Monday, March 31, 2003

Thinking about why I like Western movies.

I still feel like a dabbler. Never read a McMurtry novel, f'rinstance, although I liked McCarthy's Blood Meridian enough to name a song for it. I tend to like the visual iconography of Western movies better than novels (and that cinematic feel in Blood Meridian was the reason I liked it & haven't much cared for any other McCarthy books). I've never seen a lot of the early Westerns, but it is interesting to me that the quintessential Western situation (man vs. man vs. nature) can be used to create works that are politically deliberate in both liberal and conservative veins (or maybe Lockean and Hobbesian might be a better split, casting the honor-among-men motif of The Wild Bunch as the former, and the strength-through-distrust motif of The Man With No Name trilogy in the latter) or as politically ambiguous as McCabe & Mrs. Miller. Jesus Christ, I'm sorry for the convolution of that last sentence. Anyway, when they're good, Westerns ask the hard questions and undermine their own answers, with plots easily cast as "men conflicted in difficult situations over their philosophical differences". I dig that kind of primordial storytelling.

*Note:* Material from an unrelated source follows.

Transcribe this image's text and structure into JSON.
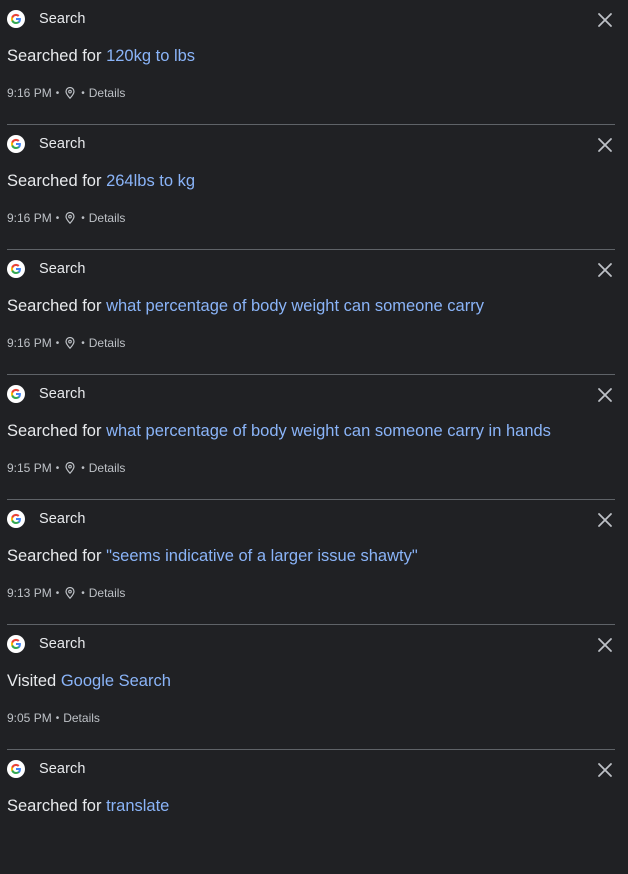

So, I've seen Stagecoach, Rio Bravo, The Searchers, The Mag 7, The Wild Bunch, Ride the High Country, Deadly Companions, The Man With No Name Trilogy, Unforgiven, the other (less good) Eastwood westerns, McCabe & Mrs. Miller, and probably some others besides.

I'd put Dead Man into my top tier. It does what Westerns should do by subsuming the action into a sprawling meditation on the meaning of life. I also quite enjoyed the hallucinatory picaresque allegory of the "plot," and the conceit of Gary Farmer's character has always rang true to me as a mostly unexplored Western archetype (I mean, he's basically the Noble Savage, but instead of being naive like so many NSs, he's a sharp guy with nothing left looking for meaning).

I've read about a half-dozen Cormac McCarthy books, but only loved Blood Meridian. McCarthy has a tendency to wax poetic in what reads to me like an attempt to honor both Faulkner and Burroughs at once, but, like with Dead Man, I like the hallucinatory approach to the West. It brings home the madness that characters would feel from the hardships of living & surviving in the desert with nothing much in the way of possessions, not to mention the unreality that would creep into people's heads when living with the constant threat of violence. In short: heat, dehydration, solitude, and murder make people crazy. Good Westerns, to me, consider what those conditions do to people's souls.

Also, for the record, I dig Morricone & Calexico.